The Crime Against Nancy Kerrigan

January 08, 1994

The U.S. Figure Skating Association must put Nancy Kerrigan on the U.S. team at the Olympics in Norway next month if she is able to skate. Otherwise, the man who attacked her in Detroit on Thursday would be rewarded, and other athletes put at greater risk. Ms. Kerrigan was favored to retain her U.S. championship in Detroit, and one of two spots on the team, before the criminal, terrorist or lunatic assaulted her by hitting her right knee with a blunt instrument.

Last April 30, Guenter Parche stabbed the No. 1 woman tennis player, Monica Seles, on court in Hamburg, Germany. He hoped that his idol, Steffi Graf, would regain her position as the world's best. He was rewarded. Ms. Seles has not played since. Ms. Graf is No. 1. Parche walks the streets free. He served five and a half months in jail awaiting trial, and was then given a suspended two-year sentence -- by a German judge dealing with a German defendant and a Hungarian-Serbian-American victim.

The attack knocked Ms.

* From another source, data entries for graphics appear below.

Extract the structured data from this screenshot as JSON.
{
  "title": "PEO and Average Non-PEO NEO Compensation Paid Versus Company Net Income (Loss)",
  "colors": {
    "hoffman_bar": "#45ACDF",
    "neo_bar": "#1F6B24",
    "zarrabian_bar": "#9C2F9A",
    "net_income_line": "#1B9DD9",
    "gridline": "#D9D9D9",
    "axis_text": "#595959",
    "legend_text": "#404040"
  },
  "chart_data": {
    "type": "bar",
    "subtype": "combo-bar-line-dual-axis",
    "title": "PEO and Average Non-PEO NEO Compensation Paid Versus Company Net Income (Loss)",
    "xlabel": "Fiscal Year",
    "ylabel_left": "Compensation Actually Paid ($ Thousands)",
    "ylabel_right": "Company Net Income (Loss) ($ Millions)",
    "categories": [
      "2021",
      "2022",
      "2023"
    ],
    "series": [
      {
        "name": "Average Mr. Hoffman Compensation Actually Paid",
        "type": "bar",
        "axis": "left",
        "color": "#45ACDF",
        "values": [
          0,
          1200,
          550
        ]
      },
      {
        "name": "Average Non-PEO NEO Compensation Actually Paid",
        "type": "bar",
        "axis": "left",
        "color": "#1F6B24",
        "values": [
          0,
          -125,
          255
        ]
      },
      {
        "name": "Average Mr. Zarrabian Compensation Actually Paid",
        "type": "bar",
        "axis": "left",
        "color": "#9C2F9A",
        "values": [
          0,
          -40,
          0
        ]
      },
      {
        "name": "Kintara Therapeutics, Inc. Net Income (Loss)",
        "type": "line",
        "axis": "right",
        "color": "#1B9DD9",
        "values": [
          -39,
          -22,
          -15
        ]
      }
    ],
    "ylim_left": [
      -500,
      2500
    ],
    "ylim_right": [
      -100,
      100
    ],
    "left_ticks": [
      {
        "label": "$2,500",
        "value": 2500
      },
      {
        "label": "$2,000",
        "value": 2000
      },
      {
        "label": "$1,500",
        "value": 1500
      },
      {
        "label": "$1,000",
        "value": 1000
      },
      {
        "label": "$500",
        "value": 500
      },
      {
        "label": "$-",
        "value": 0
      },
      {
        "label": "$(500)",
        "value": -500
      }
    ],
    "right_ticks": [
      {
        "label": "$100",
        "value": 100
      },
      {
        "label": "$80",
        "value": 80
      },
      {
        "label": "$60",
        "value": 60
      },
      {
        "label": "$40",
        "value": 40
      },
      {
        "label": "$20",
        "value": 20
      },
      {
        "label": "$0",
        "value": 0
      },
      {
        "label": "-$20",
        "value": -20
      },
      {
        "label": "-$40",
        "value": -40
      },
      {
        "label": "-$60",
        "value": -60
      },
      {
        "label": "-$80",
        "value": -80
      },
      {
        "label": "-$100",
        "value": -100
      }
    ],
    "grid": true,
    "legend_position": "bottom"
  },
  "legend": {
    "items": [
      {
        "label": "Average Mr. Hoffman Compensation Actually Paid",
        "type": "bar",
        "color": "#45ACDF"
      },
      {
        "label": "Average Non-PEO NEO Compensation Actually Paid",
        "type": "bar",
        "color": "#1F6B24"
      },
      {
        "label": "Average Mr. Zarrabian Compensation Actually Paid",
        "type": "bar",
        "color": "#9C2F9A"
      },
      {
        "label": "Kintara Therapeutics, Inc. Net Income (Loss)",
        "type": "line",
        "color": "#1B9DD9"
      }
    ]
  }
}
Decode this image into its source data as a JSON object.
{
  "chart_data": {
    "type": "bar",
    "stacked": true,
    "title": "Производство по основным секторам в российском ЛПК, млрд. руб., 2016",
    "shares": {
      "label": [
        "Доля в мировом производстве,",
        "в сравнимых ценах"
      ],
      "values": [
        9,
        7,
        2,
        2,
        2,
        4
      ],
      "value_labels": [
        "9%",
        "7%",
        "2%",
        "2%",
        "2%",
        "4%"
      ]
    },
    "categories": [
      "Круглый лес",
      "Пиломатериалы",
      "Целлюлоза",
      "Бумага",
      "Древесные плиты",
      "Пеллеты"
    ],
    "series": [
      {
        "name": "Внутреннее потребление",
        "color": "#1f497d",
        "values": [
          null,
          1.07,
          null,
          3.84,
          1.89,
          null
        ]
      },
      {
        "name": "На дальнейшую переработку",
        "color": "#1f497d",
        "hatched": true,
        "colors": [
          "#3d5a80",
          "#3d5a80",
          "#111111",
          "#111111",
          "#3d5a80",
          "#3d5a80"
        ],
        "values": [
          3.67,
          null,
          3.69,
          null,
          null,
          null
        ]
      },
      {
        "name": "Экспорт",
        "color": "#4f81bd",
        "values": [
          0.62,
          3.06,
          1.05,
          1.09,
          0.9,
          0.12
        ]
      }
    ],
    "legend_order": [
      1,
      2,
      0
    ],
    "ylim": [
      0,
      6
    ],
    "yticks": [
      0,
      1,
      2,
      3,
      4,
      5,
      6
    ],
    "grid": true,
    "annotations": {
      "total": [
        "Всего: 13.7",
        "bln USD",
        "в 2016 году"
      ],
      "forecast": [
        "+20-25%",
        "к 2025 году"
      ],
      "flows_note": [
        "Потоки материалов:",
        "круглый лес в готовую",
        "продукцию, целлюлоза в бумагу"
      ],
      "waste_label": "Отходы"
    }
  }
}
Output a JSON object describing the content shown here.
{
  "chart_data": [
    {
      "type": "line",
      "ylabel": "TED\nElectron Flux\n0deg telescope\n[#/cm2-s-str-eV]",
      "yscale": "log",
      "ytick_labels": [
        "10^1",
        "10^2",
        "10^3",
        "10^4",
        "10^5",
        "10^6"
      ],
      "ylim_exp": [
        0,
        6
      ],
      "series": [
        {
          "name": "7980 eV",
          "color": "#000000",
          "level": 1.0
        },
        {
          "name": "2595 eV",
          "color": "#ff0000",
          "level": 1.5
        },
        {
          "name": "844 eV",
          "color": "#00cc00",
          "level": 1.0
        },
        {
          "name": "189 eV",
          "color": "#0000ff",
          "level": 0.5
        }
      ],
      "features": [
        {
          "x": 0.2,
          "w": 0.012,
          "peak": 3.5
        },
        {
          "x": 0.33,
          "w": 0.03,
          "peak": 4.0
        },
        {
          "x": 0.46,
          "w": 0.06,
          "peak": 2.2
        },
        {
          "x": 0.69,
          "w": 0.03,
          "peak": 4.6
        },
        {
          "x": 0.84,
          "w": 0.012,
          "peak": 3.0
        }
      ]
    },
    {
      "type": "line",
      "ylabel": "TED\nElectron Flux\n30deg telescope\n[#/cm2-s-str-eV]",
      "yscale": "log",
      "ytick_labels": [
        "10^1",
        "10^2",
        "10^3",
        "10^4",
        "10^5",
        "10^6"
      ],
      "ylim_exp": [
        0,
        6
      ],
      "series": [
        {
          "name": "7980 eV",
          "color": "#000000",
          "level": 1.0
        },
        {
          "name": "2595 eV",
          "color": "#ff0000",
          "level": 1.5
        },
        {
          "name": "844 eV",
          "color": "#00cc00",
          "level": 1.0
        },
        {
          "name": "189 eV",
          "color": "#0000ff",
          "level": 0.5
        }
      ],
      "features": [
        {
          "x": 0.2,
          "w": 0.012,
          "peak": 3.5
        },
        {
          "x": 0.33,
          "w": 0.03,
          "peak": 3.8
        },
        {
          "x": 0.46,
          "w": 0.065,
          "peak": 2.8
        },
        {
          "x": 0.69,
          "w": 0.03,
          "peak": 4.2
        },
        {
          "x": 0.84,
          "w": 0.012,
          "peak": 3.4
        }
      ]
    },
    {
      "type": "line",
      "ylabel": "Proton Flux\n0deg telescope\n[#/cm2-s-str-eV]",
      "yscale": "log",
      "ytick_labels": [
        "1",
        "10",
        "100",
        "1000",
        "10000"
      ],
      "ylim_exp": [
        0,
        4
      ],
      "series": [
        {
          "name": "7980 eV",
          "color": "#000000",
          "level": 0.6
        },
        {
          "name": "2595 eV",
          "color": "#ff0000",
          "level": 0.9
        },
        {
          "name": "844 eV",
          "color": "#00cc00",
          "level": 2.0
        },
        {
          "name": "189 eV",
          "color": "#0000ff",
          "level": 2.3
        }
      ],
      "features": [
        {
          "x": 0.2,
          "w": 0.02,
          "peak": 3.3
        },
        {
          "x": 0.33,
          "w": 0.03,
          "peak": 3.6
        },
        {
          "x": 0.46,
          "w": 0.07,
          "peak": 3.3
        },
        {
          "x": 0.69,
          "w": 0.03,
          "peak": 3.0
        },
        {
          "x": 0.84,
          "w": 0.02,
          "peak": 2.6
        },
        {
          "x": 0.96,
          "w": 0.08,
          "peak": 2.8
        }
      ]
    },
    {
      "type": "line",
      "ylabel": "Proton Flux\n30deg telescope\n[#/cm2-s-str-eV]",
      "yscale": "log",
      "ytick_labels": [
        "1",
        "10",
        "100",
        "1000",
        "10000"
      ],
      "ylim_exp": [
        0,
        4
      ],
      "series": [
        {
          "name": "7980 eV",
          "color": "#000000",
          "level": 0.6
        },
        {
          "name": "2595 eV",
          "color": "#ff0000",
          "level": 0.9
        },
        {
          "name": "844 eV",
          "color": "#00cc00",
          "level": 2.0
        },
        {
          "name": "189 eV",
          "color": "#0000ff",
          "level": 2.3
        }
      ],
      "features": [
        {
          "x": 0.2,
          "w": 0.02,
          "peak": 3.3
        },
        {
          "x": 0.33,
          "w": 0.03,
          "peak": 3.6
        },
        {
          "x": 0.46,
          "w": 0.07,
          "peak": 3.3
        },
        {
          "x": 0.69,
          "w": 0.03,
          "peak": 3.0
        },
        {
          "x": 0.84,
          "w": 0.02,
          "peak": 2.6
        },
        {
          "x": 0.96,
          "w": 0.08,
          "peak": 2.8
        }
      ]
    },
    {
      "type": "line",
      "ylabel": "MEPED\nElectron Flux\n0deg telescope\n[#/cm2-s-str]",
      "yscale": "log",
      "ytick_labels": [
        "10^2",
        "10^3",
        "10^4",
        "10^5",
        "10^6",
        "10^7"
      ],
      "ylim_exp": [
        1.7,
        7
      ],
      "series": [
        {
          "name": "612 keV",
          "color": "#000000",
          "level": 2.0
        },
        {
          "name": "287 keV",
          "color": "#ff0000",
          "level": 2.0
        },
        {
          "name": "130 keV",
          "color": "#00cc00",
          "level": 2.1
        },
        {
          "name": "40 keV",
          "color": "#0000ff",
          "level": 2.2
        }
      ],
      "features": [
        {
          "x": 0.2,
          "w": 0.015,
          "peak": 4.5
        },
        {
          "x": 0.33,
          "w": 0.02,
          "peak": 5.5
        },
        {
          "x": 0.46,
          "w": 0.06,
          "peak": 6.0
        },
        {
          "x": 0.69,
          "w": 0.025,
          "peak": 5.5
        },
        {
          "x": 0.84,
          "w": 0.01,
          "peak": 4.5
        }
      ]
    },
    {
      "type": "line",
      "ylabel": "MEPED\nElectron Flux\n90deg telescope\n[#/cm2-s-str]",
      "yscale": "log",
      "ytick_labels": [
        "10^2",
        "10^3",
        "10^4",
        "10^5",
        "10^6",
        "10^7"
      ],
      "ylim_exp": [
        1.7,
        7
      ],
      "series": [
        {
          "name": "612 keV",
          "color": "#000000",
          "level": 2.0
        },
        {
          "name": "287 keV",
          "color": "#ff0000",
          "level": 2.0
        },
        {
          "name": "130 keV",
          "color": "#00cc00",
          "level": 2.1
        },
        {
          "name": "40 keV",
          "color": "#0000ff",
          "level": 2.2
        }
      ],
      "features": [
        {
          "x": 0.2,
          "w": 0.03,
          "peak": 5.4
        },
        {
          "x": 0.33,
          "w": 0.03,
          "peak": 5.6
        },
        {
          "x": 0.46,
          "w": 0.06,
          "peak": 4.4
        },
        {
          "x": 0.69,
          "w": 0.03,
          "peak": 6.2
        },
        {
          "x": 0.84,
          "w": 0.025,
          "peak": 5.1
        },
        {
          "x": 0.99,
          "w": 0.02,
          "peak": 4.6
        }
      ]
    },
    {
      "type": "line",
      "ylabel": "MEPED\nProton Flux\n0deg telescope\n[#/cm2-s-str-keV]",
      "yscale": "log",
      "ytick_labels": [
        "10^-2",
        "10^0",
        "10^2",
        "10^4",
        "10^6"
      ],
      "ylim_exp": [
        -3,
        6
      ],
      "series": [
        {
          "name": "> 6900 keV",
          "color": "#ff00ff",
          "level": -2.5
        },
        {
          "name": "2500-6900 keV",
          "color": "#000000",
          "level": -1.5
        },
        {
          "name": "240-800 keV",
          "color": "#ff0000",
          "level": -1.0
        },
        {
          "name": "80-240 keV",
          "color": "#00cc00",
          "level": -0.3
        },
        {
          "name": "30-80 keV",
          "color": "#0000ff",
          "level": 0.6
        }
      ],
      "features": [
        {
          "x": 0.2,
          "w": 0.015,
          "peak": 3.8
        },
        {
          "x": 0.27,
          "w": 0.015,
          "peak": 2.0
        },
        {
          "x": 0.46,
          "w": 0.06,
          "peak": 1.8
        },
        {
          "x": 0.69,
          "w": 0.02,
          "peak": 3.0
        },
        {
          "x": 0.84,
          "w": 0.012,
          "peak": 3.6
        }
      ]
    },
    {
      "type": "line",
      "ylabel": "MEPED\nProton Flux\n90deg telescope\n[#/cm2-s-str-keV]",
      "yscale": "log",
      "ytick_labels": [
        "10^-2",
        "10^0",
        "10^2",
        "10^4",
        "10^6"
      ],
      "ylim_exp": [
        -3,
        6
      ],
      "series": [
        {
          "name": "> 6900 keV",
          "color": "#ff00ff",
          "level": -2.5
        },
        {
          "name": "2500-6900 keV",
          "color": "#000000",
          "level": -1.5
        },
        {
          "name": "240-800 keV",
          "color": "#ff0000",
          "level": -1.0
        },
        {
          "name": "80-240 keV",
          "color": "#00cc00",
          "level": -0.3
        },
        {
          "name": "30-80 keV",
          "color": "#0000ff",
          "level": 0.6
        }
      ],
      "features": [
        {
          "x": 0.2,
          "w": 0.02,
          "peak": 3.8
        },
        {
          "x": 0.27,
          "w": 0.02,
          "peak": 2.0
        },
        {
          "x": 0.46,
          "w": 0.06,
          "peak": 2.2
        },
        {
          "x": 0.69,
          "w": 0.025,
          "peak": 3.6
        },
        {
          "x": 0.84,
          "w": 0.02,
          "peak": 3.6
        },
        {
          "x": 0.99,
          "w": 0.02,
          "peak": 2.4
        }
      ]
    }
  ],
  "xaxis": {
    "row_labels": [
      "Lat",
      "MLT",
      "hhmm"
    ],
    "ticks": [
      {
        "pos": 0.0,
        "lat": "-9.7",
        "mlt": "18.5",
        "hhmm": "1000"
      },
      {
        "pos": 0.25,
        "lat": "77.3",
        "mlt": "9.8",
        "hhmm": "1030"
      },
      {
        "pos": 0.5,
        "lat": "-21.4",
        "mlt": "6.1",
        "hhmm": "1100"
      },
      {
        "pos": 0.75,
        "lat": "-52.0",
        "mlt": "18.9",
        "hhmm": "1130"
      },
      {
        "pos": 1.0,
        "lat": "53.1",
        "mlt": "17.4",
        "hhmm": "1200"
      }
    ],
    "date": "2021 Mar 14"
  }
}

Kerrigan out of competition yesterday. The rules bar a skater from competing on the U.S. team without having placed first or second in the national championships. But the U.S. Olympic Committee and the Figure Skating Association have discretionary powers to alter that. Putting her in the Olympics would penalize the innocent second-place finisher in Detroit. But that skater would not have expected silver had Ms. Kerrigan competed.

Hamburg District Judge Elke Bosse has some indirect responsibility for the attack on Ms. Kerrigan. In this global village of copycat crimes, the Detroit attacker almost certainly was encouraged that Parche got away with it in Hamburg.

World tennis knew no way to deny Ms. Graf her eight tournament victories after Ms. Seles was wounded. Ms. Graf is No. 1 for 1993, but with a moral asterisk indelibly against her name. Without Guenter Parche's crime, she would not have been. This will also be true for the U.S. Figure Skating Championship. But it need not be true of the U.S. Olympic team.